"Some people look best that way," answered the other, regarding me critically; whereupon Thorn turned round and grinned. "The team and tall grass would make an effective background. Stand by inside there, Edmond. It's really not a bad model of a bare throat and torso, and as I don't know that your face is the best of you, the profile with a shadow on it would do—just so! Say, I wonder did you know those old canvas overalls drawn in by the leggings are picturesque and become you? There—I'm much obliged to you."

A faint click roused me from the state of motionless astonishment his sheer impudence produced, and when I strode forward Thorn's grin of amusement changed to one of expectancy. "You don't want any hair-restorer, apparently, though I've some of the best in the Dominion at a dollar the bottle; but I could give you a salve for the complexion," continued the traveler, and I stopped suddenly when about to demand the destruction of the negative or demolish his camera.

"Good heavens, Boone! Is it you; and what is the meaning of this mummery?" I asked, staring at him more amazed than ever.

"Just now I'm called Adams, if you please," said the other, holding out his hand. "I hadn't an opportunity for thanking you for your forbearance when we met at Bonaventure, but I shall not readily forget it. This is not exactly mummery. It provides me with a living, and suits my purpose. I could not resist the temptation of trying to discover whether you recognized me, or whether I was playing my part artistically."

"Are you not taking a big risk, and why don't you exploit a safer district?" I asked; and the man smiled as he answered: "I don't think there's a settler around here who would betray me even if he guessed my identity, and the troopers never got a good look at me. I live two or three hundred miles east, you see, and the loss of a beard and mustache alters any man's appearance considerably. I also have a little business down this way. Have you seen anything of Foster Lane during the last week or two?"

"Yes," I said. "He has just ridden over from my place to Lawrence's, in Crane Valley."

"You have land there, too," said Boone, as though aware of it already; and when I nodded, added: "Then if you are wise you will see that devil does not get his claws on it. I presume you are not above taking a hint from me?"

I looked straight at him. "I know very little of you except that there is a warrant out for your arrest, and I am not addicted to taking advice from strangers."

Boone returned my gaze steadily without resentment, and I had time to take note of him. He was a tall, spare, sinewy man, deeply bronzed like most of us; but now that he had, as it were, cast off all pertaining to the traveling pedlar, there was an indefinite something in his speech and manner which could hardly have been acquired on the prairie. He did not look much over thirty, but his forehead was seamed, and from other signs one might have fancied he was a man with a painful history.
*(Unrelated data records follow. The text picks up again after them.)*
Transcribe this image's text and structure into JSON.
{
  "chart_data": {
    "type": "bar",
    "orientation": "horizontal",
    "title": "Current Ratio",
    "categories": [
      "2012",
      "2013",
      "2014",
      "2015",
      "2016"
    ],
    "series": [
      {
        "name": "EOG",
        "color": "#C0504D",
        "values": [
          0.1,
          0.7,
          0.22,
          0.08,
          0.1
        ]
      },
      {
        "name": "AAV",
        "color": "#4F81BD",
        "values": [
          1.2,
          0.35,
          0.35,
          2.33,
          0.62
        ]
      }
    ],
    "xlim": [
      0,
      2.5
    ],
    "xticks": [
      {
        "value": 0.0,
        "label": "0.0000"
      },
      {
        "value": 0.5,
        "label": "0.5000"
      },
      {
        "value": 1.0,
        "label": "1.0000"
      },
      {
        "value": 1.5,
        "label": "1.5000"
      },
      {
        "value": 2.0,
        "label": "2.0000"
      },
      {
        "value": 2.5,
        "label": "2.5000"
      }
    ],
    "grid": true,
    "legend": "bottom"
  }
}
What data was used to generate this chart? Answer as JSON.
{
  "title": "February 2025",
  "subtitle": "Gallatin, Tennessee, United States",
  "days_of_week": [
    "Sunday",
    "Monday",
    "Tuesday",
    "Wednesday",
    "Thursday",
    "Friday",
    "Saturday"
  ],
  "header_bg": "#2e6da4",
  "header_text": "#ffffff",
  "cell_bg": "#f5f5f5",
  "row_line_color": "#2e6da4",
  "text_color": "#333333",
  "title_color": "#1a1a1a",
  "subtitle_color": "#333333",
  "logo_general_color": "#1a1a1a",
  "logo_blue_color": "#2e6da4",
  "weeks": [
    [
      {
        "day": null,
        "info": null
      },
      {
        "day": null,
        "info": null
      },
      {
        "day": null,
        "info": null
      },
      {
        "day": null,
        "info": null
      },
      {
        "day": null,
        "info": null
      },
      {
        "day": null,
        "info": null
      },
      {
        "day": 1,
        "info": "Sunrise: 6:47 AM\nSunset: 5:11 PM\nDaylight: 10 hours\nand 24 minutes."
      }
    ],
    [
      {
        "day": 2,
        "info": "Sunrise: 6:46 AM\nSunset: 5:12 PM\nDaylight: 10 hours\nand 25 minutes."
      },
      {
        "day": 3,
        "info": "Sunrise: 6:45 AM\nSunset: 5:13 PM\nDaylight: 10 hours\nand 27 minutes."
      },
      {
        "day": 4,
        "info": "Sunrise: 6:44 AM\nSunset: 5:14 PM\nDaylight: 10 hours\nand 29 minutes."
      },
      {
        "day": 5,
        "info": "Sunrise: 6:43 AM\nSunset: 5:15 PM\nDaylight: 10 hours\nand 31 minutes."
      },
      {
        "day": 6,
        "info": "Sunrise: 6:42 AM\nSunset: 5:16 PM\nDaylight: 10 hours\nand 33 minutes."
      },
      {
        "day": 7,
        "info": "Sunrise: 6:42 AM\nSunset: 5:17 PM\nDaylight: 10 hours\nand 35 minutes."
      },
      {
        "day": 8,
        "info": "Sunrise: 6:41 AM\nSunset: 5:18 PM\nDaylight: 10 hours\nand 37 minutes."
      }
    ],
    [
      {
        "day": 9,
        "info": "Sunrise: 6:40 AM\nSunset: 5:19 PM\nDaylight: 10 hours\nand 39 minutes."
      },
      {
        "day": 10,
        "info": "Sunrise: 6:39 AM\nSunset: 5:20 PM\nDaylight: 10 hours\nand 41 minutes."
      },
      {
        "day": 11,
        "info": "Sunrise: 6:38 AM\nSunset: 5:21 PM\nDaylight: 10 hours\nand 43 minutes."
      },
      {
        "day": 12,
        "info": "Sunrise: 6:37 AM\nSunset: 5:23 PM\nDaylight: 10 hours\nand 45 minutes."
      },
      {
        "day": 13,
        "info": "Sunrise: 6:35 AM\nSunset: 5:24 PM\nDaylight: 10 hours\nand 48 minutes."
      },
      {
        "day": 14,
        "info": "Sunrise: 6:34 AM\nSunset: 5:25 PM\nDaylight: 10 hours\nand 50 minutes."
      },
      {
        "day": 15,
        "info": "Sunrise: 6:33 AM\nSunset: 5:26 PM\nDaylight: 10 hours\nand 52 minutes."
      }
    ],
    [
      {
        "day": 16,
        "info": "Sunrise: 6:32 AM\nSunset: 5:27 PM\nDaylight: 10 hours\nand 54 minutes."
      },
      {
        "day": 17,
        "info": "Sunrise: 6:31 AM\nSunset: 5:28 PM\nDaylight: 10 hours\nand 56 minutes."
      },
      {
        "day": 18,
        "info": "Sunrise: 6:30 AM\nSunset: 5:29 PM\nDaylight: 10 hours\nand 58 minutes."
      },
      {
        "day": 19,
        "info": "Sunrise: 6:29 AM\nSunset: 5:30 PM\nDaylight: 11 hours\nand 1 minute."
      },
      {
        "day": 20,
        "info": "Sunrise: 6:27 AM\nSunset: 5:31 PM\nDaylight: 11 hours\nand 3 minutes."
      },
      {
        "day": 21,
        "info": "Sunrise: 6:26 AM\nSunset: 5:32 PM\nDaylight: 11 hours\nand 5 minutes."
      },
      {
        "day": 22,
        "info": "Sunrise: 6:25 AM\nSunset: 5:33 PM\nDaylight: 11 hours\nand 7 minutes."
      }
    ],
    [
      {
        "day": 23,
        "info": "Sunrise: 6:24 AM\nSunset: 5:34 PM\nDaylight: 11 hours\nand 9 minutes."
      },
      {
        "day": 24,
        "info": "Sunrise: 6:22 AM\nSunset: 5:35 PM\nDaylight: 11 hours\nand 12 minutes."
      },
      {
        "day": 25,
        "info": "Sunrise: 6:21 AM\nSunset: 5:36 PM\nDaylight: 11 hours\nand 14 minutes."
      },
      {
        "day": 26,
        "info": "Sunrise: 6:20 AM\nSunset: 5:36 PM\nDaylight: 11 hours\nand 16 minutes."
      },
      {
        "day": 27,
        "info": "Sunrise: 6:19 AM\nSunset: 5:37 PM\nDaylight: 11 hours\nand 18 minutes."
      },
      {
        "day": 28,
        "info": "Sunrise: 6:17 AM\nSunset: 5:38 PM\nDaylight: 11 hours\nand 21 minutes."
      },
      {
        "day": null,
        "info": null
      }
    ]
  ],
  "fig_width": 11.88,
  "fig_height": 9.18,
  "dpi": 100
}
Then he flicked the dust off his jean garments with the whip, and laughed a little.

"I am an Englishman, Rancher Ormesby, and, needless to say, so are you. We are not a superfluously civil people, and certain national characteristics betray you. I fancy we shall be better acquainted, and, that being so, feel prompted to tell you a story which, after what passed at Bonaventure, you perhaps have a right to know. You will stop a while for lunch, anyway, and if you have no objections I will take mine along with you."